Roughing it on ice
Jerry Zgoda
Minneapolis Star Tribune
January 24, 2003
The Minnesotan, accustomed to the pristine conditions at the John Rose Oval in Roseville, surveyed the cracked, uneven ice on Lake of the Isles and deemed it vastly inferior to its distant machine-groomed relations.
The European standing nearby disagreed.
"It's perfect," said Hugo Bruggeman, a University of Minnesota graduate student who grew up skating Holland's frozen rivers and canals.
Call it a clash of cultures. In North America, speedskating is a niche sport -- and a tiny niche at that -- performed mostly on climate-controlled, man-made indoor surfaces from Calgary to Salt Lake City to Milwaukee. In Holland, where Bruggeman comes from, it's a winter sport of the people, brought to life every weekend by the masses on rivers, lakes and canals when the weather is cold enough.
That might change some if a small group of visionaries gets its way. Those visionaries call their sport Nordic skating, a pumped-up variation of the Olympic sport, in which participants glide 15 to 30 miles or more outdoors on natural ice.
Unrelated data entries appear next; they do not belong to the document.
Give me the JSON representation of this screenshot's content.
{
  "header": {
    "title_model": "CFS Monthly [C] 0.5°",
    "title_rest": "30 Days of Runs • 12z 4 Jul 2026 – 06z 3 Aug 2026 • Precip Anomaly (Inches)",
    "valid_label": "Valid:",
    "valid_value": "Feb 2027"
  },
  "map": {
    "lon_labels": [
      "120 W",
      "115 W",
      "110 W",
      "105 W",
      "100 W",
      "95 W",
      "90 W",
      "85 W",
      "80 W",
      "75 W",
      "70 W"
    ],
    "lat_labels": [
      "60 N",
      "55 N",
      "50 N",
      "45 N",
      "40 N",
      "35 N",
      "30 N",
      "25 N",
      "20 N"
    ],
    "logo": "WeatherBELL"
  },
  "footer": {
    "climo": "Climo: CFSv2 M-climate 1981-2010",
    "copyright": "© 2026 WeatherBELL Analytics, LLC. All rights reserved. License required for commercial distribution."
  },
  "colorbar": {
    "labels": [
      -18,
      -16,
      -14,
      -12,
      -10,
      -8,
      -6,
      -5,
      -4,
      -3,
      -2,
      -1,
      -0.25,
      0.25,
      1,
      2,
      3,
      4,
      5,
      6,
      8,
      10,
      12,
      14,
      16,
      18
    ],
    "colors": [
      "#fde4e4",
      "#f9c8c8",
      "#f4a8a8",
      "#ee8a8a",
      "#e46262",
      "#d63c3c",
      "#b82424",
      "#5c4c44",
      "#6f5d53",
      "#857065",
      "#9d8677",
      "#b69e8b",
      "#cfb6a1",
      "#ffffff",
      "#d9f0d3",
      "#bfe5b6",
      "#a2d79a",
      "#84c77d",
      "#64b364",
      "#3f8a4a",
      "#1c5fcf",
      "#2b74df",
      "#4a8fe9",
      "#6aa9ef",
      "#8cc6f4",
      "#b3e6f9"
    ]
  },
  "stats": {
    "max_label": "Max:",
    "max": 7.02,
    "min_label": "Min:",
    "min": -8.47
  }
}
First organized in such places as Vermont, Quebec and Alberta, Nordic-skating promoters brought a national-championship race to Lake of the Isles last weekend to introduce Minnesotans to a sport that attracts speedskaters as well as cyclists, inline skaters and cross-country skiers.
"People who enjoy the outdoors and cross-country skiing never know if they're going to have a good snow winter or a bad one," said Jamie Hess, a Vermonter who discovered marathon skating in Sweden and helped bring it to New England. "So they're diversifying and adding a new sport. People who enjoy speed quickly discover that Nordic skating is twice as fast as cross-country skiing for the same amount of effort."
The winner in last weekend's 50-kilometer race finished in just more than 90 minutes. At its highest levels, competitors wear traditional speedskates. Recreational skaters can buy blade attachments to clip to their cross-country ski boots or inline skates; the attachments are an inch or two longer than speedskate blades and are curved at the front to help smooth the ride over rough ice.
At the Lake of the Isles races, competitors -- serious racers from across the country, cross-training recreational skaters from the Midwest -- could be found wearing both types of skates on a one-kilometer track that circled the lake's public-skating areas.
"That's what makes it such a fun form of racing," said Andy Dahlstrom, a Seattle high-school teacher who discovered the sport while living in Vermont four years ago. "You get teenagers and people in their 60s and it comes down to an all-age sprint at the end."
Dahlstrom came to Nordic skating from a cycling and cross-country skiing background. Rob Kramer, winner of the Lake of the Isles 50K race, is an inline skater and former hockey player from Boston who discovered it was a "natural progression" from blacktop to ice. And then there's Jason Hedstrand, a 2002 Olympic speedskater from Shoreview who skates 10,000 meters on a long track and went five times that far on last weekend's comparatively choppy ice.
"I don't think we lost anyone in the cracks," Hedstrand said. "There's obviously no comparison between the ice, but you don't get to enjoy the sun in Salt Lake City. I've got great memories of skating on moonlight nights. The snow, the wind, the elements, they keep you fresh. You can't have those great memories if you only skate on indoor rinks."